I was tired last week, but this week I am weary.

I got callbacks from all three Mighty Big Firms I interviewed with last week, which means that in a month I go down to New York and make nice for half a day with each of them. One sends most of its summer interns overseas. Hm.

The daily ritual of washing hair, blow-drying hair, putting on makeup, putting on suit, and walking over to the large hotel where most of the interviews take place is getting old. On days where I have only one interview it seems almost a waste -- I put more time into getting ready than actually interviewing!

The interviews range from fairly casual, to sort of stiff. The guy on Monday kept asking me: "So do you have any other questions?" and since the career services people tell you to never say no to that question, I kept coming up with things to ask. "Uh, tell me about the cases you work on." "Uh huh, and what do you think makes a successful and happy summer intern?" "That's interesting." "I see." "Of course." When I got out, I realized that it had gone on for 40 minutes -- apparently, there'd been no interviewee after me, so the guy had kept on going. No wonder I had to reach deep into my bag of questions -- usually it's only 20 minutes.

I went to the financial aid office today and a nice young woman there printed out all these sheets with numbers on them showing how much income I'd have after loans every month if I made $50K (upper end of low-level public interest), $100K (in-house counsel), or $125K (big firm in NYC). Crimson has a really good loan repayment program -- beow $38K, they pay all your loans for you, and then it's a sliding scale up to $64K or so (for people with about $74K in loans -- like me).

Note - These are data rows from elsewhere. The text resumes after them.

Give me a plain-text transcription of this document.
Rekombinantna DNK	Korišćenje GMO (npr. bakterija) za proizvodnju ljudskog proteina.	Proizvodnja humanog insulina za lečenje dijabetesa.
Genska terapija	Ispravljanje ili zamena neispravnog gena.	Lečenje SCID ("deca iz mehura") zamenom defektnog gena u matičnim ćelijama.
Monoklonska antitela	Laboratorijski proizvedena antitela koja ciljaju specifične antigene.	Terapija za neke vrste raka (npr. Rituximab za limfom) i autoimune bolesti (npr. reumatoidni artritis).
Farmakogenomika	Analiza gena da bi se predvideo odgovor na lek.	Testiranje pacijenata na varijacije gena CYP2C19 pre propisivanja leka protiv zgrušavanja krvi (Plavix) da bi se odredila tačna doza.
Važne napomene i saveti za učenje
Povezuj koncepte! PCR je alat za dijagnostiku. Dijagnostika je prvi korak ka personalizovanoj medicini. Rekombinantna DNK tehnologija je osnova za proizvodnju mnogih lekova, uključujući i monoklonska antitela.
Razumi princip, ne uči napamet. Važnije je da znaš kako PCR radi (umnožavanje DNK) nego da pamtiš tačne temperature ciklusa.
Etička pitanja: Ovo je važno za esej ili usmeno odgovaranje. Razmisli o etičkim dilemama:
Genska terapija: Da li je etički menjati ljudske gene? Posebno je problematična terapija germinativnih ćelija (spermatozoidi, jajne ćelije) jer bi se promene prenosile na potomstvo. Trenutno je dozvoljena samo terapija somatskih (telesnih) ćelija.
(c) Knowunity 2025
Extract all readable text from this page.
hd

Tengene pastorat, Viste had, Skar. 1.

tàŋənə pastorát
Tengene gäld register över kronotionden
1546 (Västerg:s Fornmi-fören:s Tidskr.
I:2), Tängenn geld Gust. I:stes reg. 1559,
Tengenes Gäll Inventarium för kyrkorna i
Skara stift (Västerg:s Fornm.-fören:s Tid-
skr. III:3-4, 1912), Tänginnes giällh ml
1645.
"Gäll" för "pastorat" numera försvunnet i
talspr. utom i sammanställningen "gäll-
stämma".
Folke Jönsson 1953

I'll have to peruse the numbers and figure out what they really mean (NYC housing, for example, would eat up a lot of the $6K after taxes and loans per month as a big firm lawyer).

I'm going to drop Accounting -- fueled by the physical revulsion I felt every time I looked at the book, I consulted with the career services folks and public interest folks and was relieved to hear that dropping a 1-credit class isn't probably going to do much harm. The career service guy was especially helpful: "The only thing I'd say is that you want to figure out what your comfort level is with numbers, so you can decide what career path to try out. So read the Wall Street Journal, Money magazine, Kiplinger's -- get familiar with the terminology. Buy a book at Borders -- one of those 10 Week-MBA things. This class may not be for you, but don't let that scare you off from the field."

Okay, off I go to the gym and then another 20-minute interview, the reading for tomorrow hanging over my head. Oh, and researching firms for tomorrow too.